According to Flare's report titled "The Account and Session Takeover Economy: Defining Exposure, Costs, and Impact of Compromised End User Accounts", session hijacking is increasingly prevalent across industries and is significantly impacting the economy of organisations that fall victim to such attacks.

The report's findings, based on research and data collection efforts stretching over around four years, indicate that the number of exposed accounts is growing at an average rate of 28% per annum. The fintech sector exhibits the highest growth rate at 32% annually.

Organisations are facing economic challenges in several areas, including increased labour costs for conducting security investigations, fraud losses stemming from account takeovers, and annual revenue losses due to customer churn.
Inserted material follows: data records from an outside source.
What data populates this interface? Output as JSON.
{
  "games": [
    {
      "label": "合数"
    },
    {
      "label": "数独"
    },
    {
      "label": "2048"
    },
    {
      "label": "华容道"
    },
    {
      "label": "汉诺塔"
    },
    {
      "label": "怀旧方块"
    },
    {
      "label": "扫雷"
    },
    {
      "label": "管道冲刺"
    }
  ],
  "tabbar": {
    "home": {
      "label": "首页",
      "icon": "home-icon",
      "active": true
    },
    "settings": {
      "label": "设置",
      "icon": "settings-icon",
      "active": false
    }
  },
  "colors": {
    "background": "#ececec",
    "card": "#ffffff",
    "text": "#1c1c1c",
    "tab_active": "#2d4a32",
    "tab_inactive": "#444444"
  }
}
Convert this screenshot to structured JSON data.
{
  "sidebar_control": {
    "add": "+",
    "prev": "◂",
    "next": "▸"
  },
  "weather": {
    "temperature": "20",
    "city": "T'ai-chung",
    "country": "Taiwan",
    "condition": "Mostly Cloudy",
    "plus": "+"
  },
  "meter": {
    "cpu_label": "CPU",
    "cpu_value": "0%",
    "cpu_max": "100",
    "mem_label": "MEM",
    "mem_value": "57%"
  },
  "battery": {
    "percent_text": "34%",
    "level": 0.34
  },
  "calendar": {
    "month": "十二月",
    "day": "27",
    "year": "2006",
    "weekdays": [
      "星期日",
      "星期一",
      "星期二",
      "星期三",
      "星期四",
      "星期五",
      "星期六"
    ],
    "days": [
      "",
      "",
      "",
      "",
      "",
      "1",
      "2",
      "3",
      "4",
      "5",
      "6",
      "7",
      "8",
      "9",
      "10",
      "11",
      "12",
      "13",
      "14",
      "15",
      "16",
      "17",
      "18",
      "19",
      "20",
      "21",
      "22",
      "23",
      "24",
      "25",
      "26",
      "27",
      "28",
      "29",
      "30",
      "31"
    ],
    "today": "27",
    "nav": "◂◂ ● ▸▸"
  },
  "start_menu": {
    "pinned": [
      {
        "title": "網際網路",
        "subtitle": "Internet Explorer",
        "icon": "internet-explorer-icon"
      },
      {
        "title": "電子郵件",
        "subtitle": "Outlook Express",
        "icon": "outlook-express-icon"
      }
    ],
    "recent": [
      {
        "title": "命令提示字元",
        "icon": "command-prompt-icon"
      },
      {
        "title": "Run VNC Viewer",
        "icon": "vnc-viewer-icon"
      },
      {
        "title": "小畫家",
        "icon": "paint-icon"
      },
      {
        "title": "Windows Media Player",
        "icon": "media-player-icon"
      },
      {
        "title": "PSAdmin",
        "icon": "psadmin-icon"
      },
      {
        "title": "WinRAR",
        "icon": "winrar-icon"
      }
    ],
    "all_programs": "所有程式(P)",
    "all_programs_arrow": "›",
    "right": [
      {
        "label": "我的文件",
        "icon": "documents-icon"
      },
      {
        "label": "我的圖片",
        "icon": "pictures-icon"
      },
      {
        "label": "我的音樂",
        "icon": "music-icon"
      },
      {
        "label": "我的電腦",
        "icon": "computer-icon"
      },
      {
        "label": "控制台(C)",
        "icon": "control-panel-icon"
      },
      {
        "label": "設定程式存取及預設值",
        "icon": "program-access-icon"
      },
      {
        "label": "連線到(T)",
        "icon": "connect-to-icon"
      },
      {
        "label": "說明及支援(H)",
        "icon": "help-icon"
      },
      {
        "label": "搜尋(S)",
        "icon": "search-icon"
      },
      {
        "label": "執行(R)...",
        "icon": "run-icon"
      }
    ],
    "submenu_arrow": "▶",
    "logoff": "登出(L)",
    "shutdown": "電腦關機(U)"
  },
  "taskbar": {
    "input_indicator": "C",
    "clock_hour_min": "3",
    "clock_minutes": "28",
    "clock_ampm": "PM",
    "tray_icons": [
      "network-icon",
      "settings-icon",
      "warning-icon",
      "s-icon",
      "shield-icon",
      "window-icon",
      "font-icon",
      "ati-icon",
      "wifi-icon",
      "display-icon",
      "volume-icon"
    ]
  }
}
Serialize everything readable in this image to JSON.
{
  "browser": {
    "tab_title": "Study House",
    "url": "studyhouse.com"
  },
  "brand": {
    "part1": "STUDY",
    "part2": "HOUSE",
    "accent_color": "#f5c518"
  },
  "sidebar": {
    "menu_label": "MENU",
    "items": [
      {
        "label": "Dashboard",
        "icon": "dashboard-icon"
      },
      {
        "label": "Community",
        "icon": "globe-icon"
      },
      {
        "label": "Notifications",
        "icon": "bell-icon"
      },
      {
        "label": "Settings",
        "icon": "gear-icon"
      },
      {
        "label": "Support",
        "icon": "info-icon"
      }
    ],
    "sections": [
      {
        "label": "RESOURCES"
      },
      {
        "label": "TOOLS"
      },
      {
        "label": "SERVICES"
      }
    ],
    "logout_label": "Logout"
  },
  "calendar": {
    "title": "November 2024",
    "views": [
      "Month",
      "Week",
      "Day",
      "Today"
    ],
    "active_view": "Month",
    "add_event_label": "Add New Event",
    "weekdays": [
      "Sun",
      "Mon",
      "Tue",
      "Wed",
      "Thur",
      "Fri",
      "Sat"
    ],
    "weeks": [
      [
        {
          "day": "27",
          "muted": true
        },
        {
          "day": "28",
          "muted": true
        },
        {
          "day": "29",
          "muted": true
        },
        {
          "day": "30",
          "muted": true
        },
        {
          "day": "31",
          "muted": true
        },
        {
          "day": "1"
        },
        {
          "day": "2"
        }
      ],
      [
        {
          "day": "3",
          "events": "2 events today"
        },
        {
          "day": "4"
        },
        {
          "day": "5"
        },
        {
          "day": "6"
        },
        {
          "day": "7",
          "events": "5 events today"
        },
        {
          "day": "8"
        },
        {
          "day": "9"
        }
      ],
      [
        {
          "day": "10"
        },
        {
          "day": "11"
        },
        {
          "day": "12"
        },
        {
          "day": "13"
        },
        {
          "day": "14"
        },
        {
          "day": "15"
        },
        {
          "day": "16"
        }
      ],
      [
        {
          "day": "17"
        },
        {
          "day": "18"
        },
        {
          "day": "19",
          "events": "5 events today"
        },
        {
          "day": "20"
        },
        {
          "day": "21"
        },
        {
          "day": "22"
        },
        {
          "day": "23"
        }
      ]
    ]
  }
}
The report reveals stark industry differences in exposure rates, with social media, cloud applications, and entertainment platforms experiencing the highest numbers of average monthly compromised sessions, tallying at 462,000, 239,000, and 140,000, respectively.

The findings underscore the necessity for developed account takeover prevention strategies. The report emphasises the importance of employing automated identity intelligence, implementing session re-authentication policies, and conducting early exposure detection to mitigate the risks associated with session hijacking.

In line with this, Flare has launched its own solution, Flare Account and Session Takeover Prevention (ASTP), aimed at aiding large consumer SaaS web applications in defending against customer account takeovers.

The ASTP service compiles a comprehensive dataset of leaked credentials and active session cookies, which organisations can access and apply via API. This enables them to promptly invalidate active sessions, proactively counteract fraud, and enhance their security posture against cyber threats.

"Monitoring and managing compromised session cookies remains a significant blind spot across the industry," highlighted Jason Haddix, Field CISO at Flare. "Account and session takeover attacks are costing organizations tens of millions of dollars annually, and yet security teams are not taking the threat seriously enough - over 40% of corporate security teams don't terminate active sessions in response to corporate security incidents."

Nick Ascoli, Director of Product Strategy at Flare, stated, "There is a significant need for security teams to improve or augment their detection and response strategies, and shift to proactively identifying, monitoring, and remediating exposed sessions before they can be exploited. With Flare ASTP, security teams have access to a combination of existing leaked credentials API alongside the new 'Cookie Jar' API, to help them effectively identify compromised user accounts and sessions and stop these threats."